Life’s big personal priorities rarely change day to day. What’s important to you one year is, usually, still important to you the next year.

But, sometimes, something will karate kick you in the guts. And COVID-19 will have done that, globally, more than any other event of recent decades.

If your priorities haven’t changed somewhat this year, wow, I’d like to see your list of priorities. This virus thing has been so much more encompassing, even in states (like WA) that are doing comparatively well, than anyone could have imagined. Even as late as March.

For me, those personal priorities have included international travel. Gone. Last year’s trip was to Sri Lanka. I’m not sure when we’ll be travelling overseas again.

Just travelling outside the state seems like it’s a long way away – there are no concrete plans to reopen WA’s border. Victorians can’t venture further than 5km from home. Geographically, I’m tipping none of them live within 5km of a tropical beach resort!

The “reward” of overseas travel meant other lifestyle sacrifices needed to be made along the way.
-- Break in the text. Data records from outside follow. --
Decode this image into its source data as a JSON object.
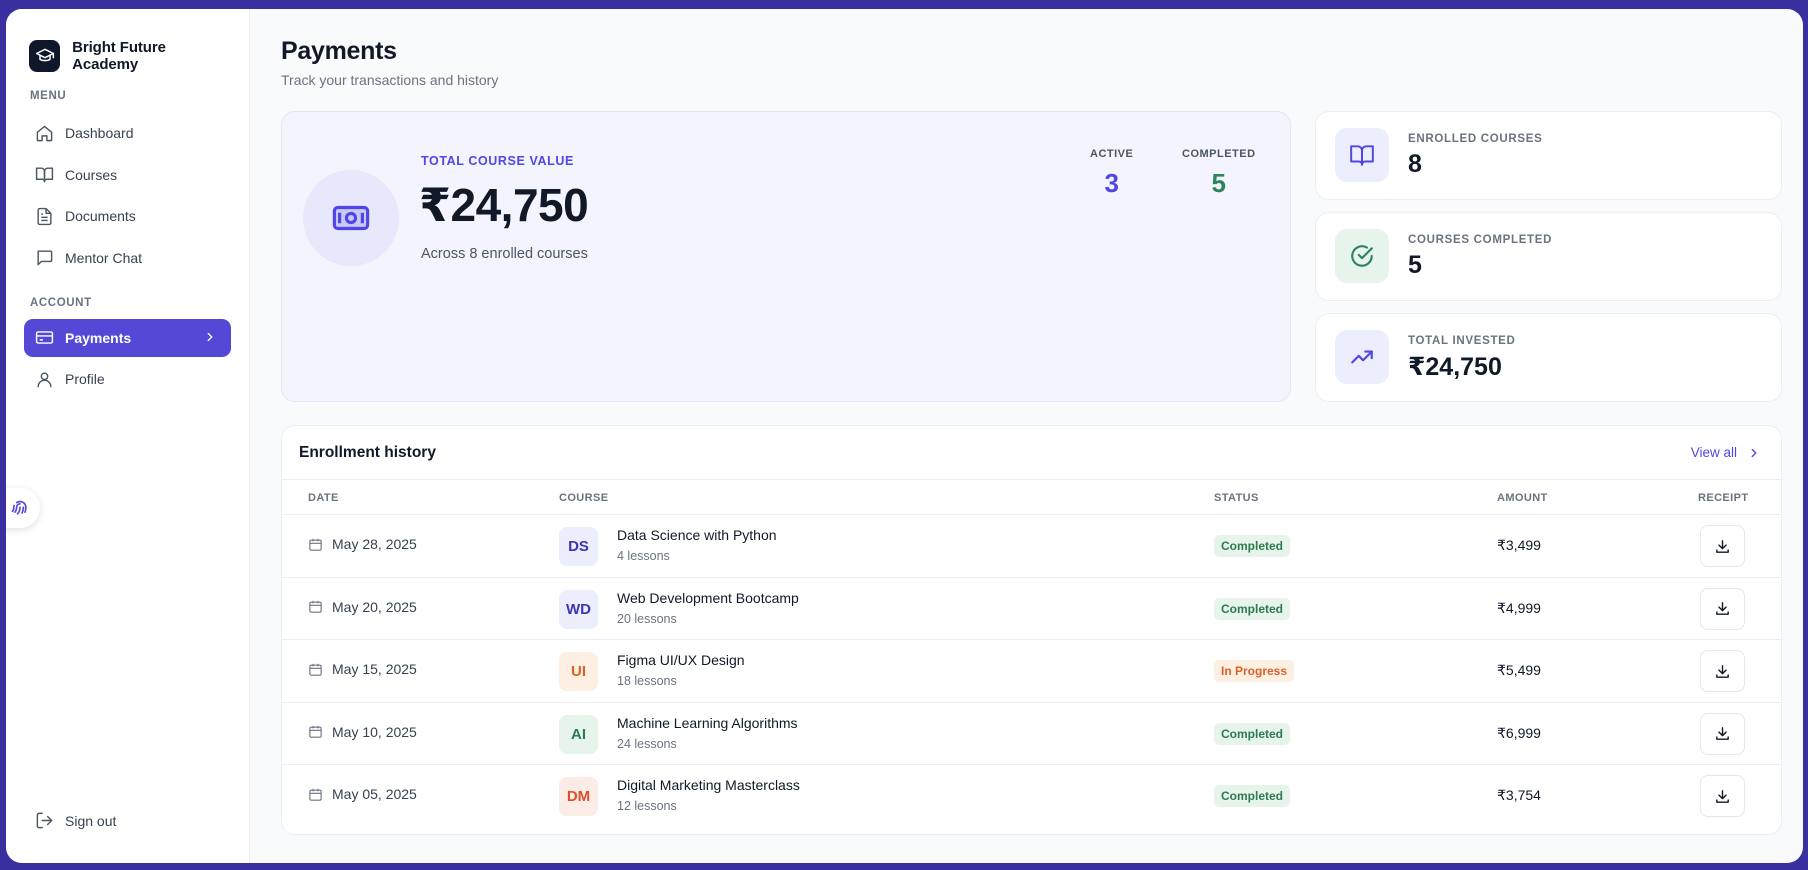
{
  "app": {
    "name": "Bright Future Academy"
  },
  "sidebar": {
    "menu_label": "MENU",
    "account_label": "ACCOUNT",
    "menu_items": [
      {
        "label": "Dashboard",
        "icon": "home-icon"
      },
      {
        "label": "Courses",
        "icon": "book-icon"
      },
      {
        "label": "Documents",
        "icon": "document-icon"
      },
      {
        "label": "Mentor Chat",
        "icon": "chat-icon"
      }
    ],
    "account_items": [
      {
        "label": "Payments",
        "icon": "credit-card-icon",
        "active": true
      },
      {
        "label": "Profile",
        "icon": "user-icon"
      }
    ],
    "sign_out": "Sign out"
  },
  "header": {
    "title": "Payments",
    "subtitle": "Track your transactions and history"
  },
  "hero": {
    "label": "TOTAL COURSE VALUE",
    "amount": "₹24,750",
    "note": "Across 8 enrolled courses",
    "active_label": "ACTIVE",
    "active_value": "3",
    "completed_label": "COMPLETED",
    "completed_value": "5"
  },
  "stats": [
    {
      "label": "ENROLLED COURSES",
      "value": "8",
      "icon": "open-book-icon"
    },
    {
      "label": "COURSES COMPLETED",
      "value": "5",
      "icon": "check-circle-icon"
    },
    {
      "label": "TOTAL INVESTED",
      "value": "₹24,750",
      "icon": "trending-up-icon"
    }
  ],
  "history": {
    "title": "Enrollment history",
    "view_all": "View all",
    "columns": {
      "date": "DATE",
      "course": "COURSE",
      "status": "STATUS",
      "amount": "AMOUNT",
      "receipt": "RECEIPT"
    },
    "rows": [
      {
        "date": "May 28, 2025",
        "initials": "DS",
        "course": "Data Science with Python",
        "lessons": "4 lessons",
        "status": "Completed",
        "amount": "₹3,499"
      },
      {
        "date": "May 20, 2025",
        "initials": "WD",
        "course": "Web Development Bootcamp",
        "lessons": "20 lessons",
        "status": "Completed",
        "amount": "₹4,999"
      },
      {
        "date": "May 15, 2025",
        "initials": "UI",
        "course": "Figma UI/UX Design",
        "lessons": "18 lessons",
        "status": "In Progress",
        "amount": "₹5,499"
      },
      {
        "date": "May 10, 2025",
        "initials": "AI",
        "course": "Machine Learning Algorithms",
        "lessons": "24 lessons",
        "status": "Completed",
        "amount": "₹6,999"
      },
      {
        "date": "May 05, 2025",
        "initials": "DM",
        "course": "Digital Marketing Masterclass",
        "lessons": "12 lessons",
        "status": "Completed",
        "amount": "₹3,754"
      }
    ]
  },
  "colors": {
    "accent": "#5449d6",
    "active_stat": "#4f46e5",
    "completed_stat": "#2f855a",
    "status_completed_bg": "#e6f4ec",
    "status_completed_fg": "#2f7a4f",
    "status_progress_bg": "#fdf0e3",
    "status_progress_fg": "#d9622b"
  }
}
How often we go to restaurants, the cars we drive, what treats the kids get, how much gets sunk into investments.

International travel isn’t the only priority that has changed this year. More time spent with the family finally got moved from the “to do”.
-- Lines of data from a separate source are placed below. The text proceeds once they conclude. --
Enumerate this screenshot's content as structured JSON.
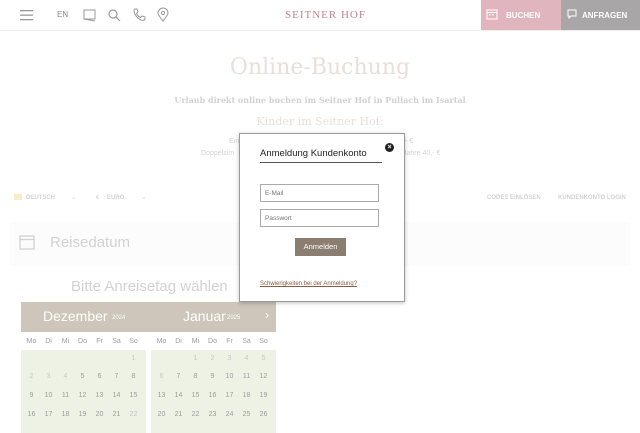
{
  "header": {
    "language": "EN",
    "logo": "Seitner Hof",
    "buchen_label": "BUCHEN",
    "anfragen_label": "ANFRAGEN"
  },
  "page": {
    "title": "Online-Buchung",
    "subtitle": "Urlaub direkt online buchen im Seitner Hof in Pullach im Isartal",
    "kids_heading": "Kinder im Seitner Hof:",
    "kids_line1_start": "Ein",
    "kids_line1_end": "- €",
    "kids_line2_start": "Doppelzim",
    "kids_line2_end": "Jahre 40,- €"
  },
  "toolbar": {
    "language_select": "DEUTSCH",
    "currency_select": "EURO",
    "codes_label": "CODES EINLÖSEN",
    "login_label": "KUNDENKONTO LOGIN"
  },
  "reise": {
    "label": "Reisedatum",
    "prompt": "Bitte Anreisetag wählen"
  },
  "calendar": {
    "month1": "Dezember",
    "year1": "2024",
    "month2": "Januar",
    "year2": "2025",
    "weekdays": [
      "Mo",
      "Di",
      "Mi",
      "Do",
      "Fr",
      "Sa",
      "So"
    ],
    "dec_row2": [
      "2",
      "3",
      "4",
      "5",
      "6",
      "7",
      "8"
    ],
    "dec_row3": [
      "9",
      "10",
      "11",
      "12",
      "13",
      "14",
      "15"
    ],
    "dec_row4": [
      "16",
      "17",
      "18",
      "19",
      "20",
      "21",
      "22"
    ],
    "jan_row1": [
      "1",
      "2",
      "3",
      "4",
      "5"
    ],
    "jan_row2": [
      "6",
      "7",
      "8",
      "9",
      "10",
      "11",
      "12"
    ],
    "jan_row3": [
      "13",
      "14",
      "15",
      "16",
      "17",
      "18",
      "19"
    ],
    "jan_row4": [
      "20",
      "21",
      "22",
      "23",
      "24",
      "25",
      "26"
    ],
    "dec_first": "1"
  },
  "modal": {
    "title": "Anmeldung Kundenkonto",
    "email_placeholder": "E-Mail",
    "password_placeholder": "Passwort",
    "login_button": "Anmelden",
    "trouble_link": "Schwierigkeiten bei der Anmeldung?"
  }
}
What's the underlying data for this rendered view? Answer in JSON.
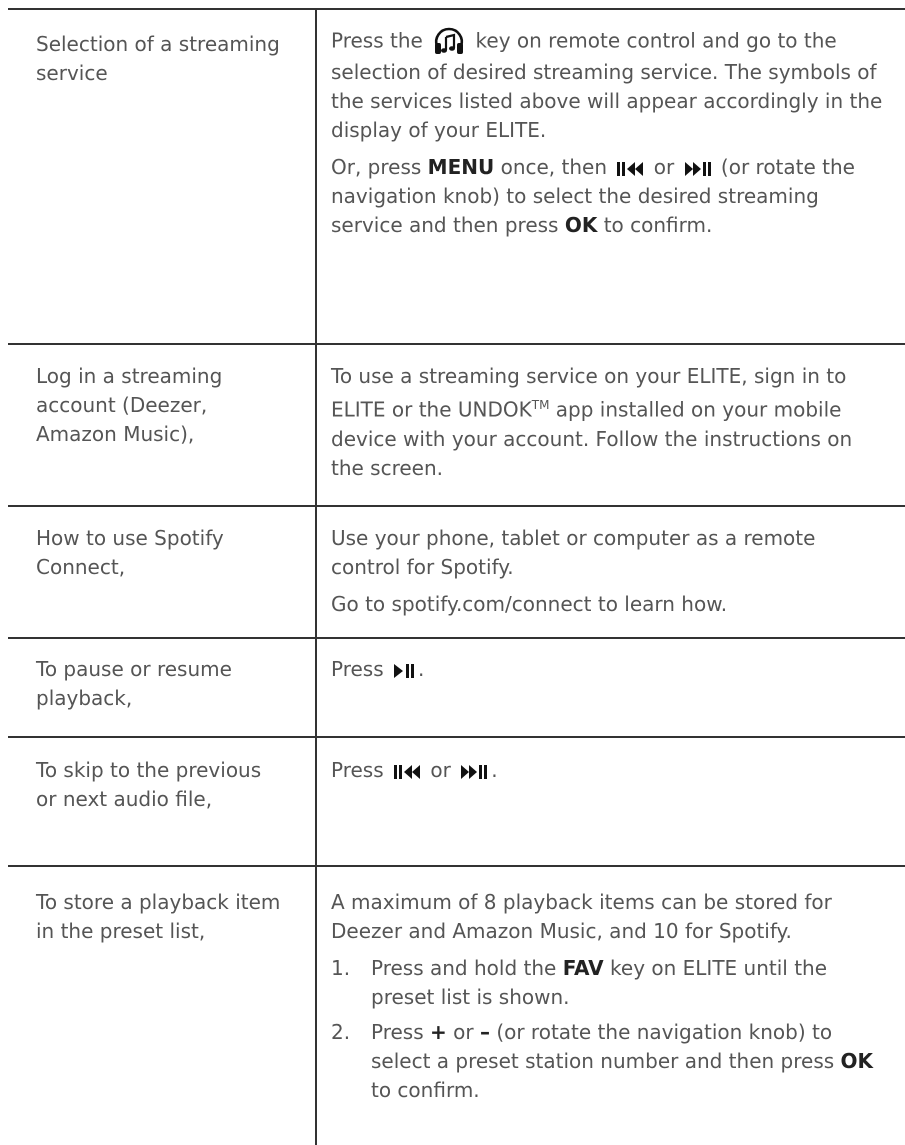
{
  "rows": [
    {
      "action": "Selection of a streaming service",
      "p1_before": "Press the",
      "p1_after": "key on remote control and go to the selection of desired streaming service. The symbols of the services listed above will appear accordingly in the display of your ELITE.",
      "p2_a": "Or, press",
      "p2_menu": "MENU",
      "p2_b": "once, then",
      "p2_or": "or",
      "p2_c": "(or rotate the navigation knob) to select the desired streaming service and then press",
      "p2_ok": "OK",
      "p2_d": "to confirm."
    },
    {
      "action": "Log in a streaming account (Deezer, Amazon Music),",
      "text_a": "To use a streaming service on your ELITE, sign in to ELITE or the UNDOK",
      "text_tm": "TM",
      "text_b": "app installed on your mobile device with your account. Follow the instructions on the screen."
    },
    {
      "action": "How to use Spotify Connect,",
      "line1": "Use your phone, tablet or computer as a remote control for Spotify.",
      "line2": "Go to spotify.com/connect to learn how."
    },
    {
      "action": "To pause or resume playback,",
      "text_a": "Press",
      "text_b": "."
    },
    {
      "action": "To skip to the previous or next audio file,",
      "text_a": "Press",
      "text_or": "or",
      "text_b": "."
    },
    {
      "action": "To store a playback item in the preset list,",
      "intro": "A maximum of 8 playback items can be stored for Deezer and Amazon Music, and 10 for Spotify.",
      "step1_num": "1.",
      "step1_a": "Press and hold the",
      "step1_key": "FAV",
      "step1_b": "key on ELITE until the preset list is shown.",
      "step2_num": "2.",
      "step2_a": "Press",
      "step2_plus": "+",
      "step2_or": "or",
      "step2_minus": "–",
      "step2_b": "(or rotate the navigation knob) to select a preset station number and then press",
      "step2_ok": "OK",
      "step2_c": "to confirm."
    }
  ],
  "icons": {
    "streaming": "streaming-service-icon",
    "prev": "previous-track-icon",
    "next": "next-track-icon",
    "play_pause": "play-pause-icon"
  }
}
Valuing our “castle” has become more important. So, the long-dreamed plans of home improvements have been moved forward.

With shifting priorities comes the necessity of a change to the way money is spent. This occasionally leads to disagreements between Mrs DebtMan and myself. And neither of us win as many of those as we’d like.

What are YOUR big priorities? Write them down.
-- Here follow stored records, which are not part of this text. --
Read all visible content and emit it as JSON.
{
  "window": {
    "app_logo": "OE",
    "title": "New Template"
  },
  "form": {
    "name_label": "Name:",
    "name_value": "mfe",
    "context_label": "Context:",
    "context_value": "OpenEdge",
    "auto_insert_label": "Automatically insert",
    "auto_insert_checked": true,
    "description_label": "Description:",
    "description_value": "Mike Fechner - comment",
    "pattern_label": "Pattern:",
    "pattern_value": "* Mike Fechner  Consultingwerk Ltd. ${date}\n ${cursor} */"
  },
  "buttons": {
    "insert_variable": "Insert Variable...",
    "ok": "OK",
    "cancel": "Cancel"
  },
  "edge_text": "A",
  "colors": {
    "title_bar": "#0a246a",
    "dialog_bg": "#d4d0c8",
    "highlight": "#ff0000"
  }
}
Have they changed since last Christmas?

I’d like to say that some of them don’t cost anything, like more family time.

But that’s simply not true. Family time does come at the cost of not earning as much money. For most, if you’re able to spend more time at work, you’ll either make more money immediately, or be putting yourself forward for a payrise or promotion earlier.

So, how much are those priorities going to cost? And how are you going to fund them?

Is it buying a home, or paying off the home loan sooner? Having the kids at a particular school? Building an investment portfolio, or hitting a target with your superannuation balance that will allow you to retire comfortably.

(Sure, it might also be for consumer goods, such as cars, electronics or clothes. But they’re all depreciating lifestyle assets and are more on the expenses side of your life.)

Or are they professional priorities? Hitting a certain level in your occupation, growing your business to a particular size, or being able to afford the right staff to give you some of your time back?

Most likely, those priorities are going to be two sets of costs – a time cost and a monetary cost. Can you quantify the cost of each?

If the financial cost is, say, $300 a week, can you do that?

In fact, scratch that. The question isn’t “can you do that”? It’s actually “how will you do that?” If this is a priority, start with this and work backwards.

Open a notepad or an Excel spreadsheet. List your income, then your unavoidable expenses, such as rent/mortgage, groceries, fuel, utilities, insurances, etc.

Put in how much you need for your big priorities as an important expense now also.

Then your lifestyle expenses – restaurant meals, drinking and general entertainment.

Now, do the math. Is there still money left over? Fantastic for you if there is.

But for most people, the answer will be no. But if your dream is going to turn into reality, obviously something has got to give.

If it’s the first time you’ve ever really tried to budget, then this might be the hard part. Cutting back on expenses rarely seems like fun. But that pain will fade as you start to see the results of, initially, your savings growing, then later, being in a position to achieve the goal you’ve set yourself.

While things are slowly “returning to normal”, take the time to understand what, if any, of your priorities have changed. And enact your plan.